Gaps in url_replacements Coverage

[jstriebel]

mise supports a url_replacements setting that lets users redirect HTTP requests to internal mirrors or proxies — useful in enterprise/DMZ environments where upstream URLs are not directly reachable.

This works by calling apply_url_replacements() in src/http.rs before every request made through mise's central HTTP client. However, several dependencies make their own HTTP requests, completely bypassing this mechanism. Users who configure url_replacements to mirror upstream registries (e.g., GitHub, conda-forge, Sigstore infrastructure) will find that these five code paths silently ignore the setting and continue contacting the original upstream URLs.

Affected Code Paths

1. sigstore-verification

Used in src/backend/github.rs and crates/vfox/src/vfox.rs for attestation and SLSA provenance verification.

Contacts:

• GitHub attestations API (api.github.com)
• Sigstore/Rekor transparency log (rekor.sigstore.dev)
• Fulcio CA (fulcio.sigstore.dev)

These URLs are hardcoded inside the sigstore crate and there is no hook to intercept or redirect them. Simply passing different URLs is not possible — the entire TUF trust root would need to be replaced, which is not a realistic option in most environments. The practical workaround is skipping attestation verification entirely.

See also: #8846, jdx/sigstore-verification#32.

2. gix

Used in src/git.rs for cloning and fetching plugin repositories (gix::prepare_clone, fetch_then_checkout).

gix is configured with the blocking-http-transport-reqwest-* feature, meaning it creates its own reqwest client for HTTP(S) git operations.
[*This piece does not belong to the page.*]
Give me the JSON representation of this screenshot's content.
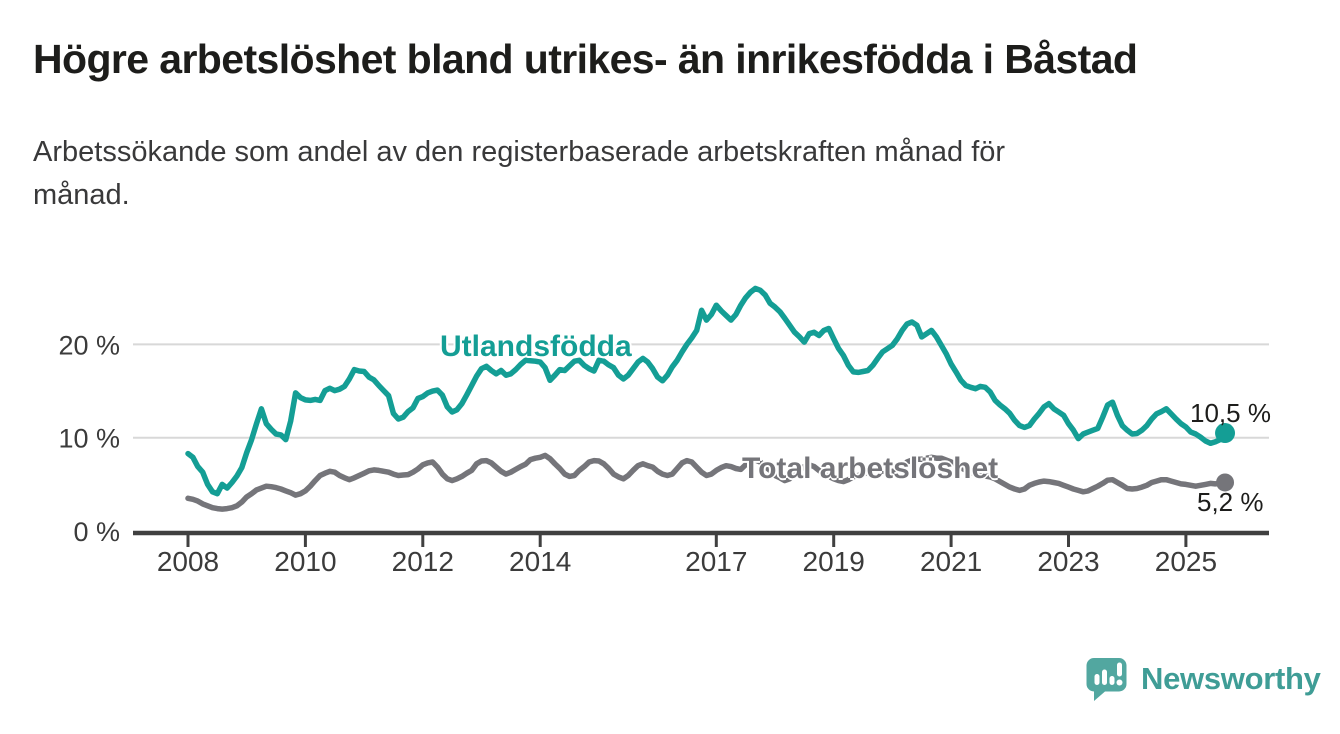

Plugin git URLs pass through gix directly, not through mise's HTTP client.

3. ubi

Used in src/backend/ubi.rs via UbiBuilder / ubi.install_binary().

ubi drives its own reqwest client to:

• Query GitHub/GitLab release APIs for asset discovery
• Download release binary assets

mise sets the auth token on the builder but has no way to intercept the URLs ubi resolves and fetches internally.

4. rattler_repodata_gateway

Used in src/backend/conda.rs via Gateway::builder().finish().

rattler's gateway fetches conda channel repodata (e.g., from conda-forge or custom channels) using its own HTTP client. The channel URL is resolved and fetched entirely inside rattler, outside of mise's HTTP client.

5. vfox download client

Used in crates/vfox/src/vfox.rs for downloading tool archives.

The vfox crate defines its own CLIENT in crates/vfox/src/http.rs and uses it directly for downloads.

See also: #8427.

(This document was partially generated with GitHub Copilot.)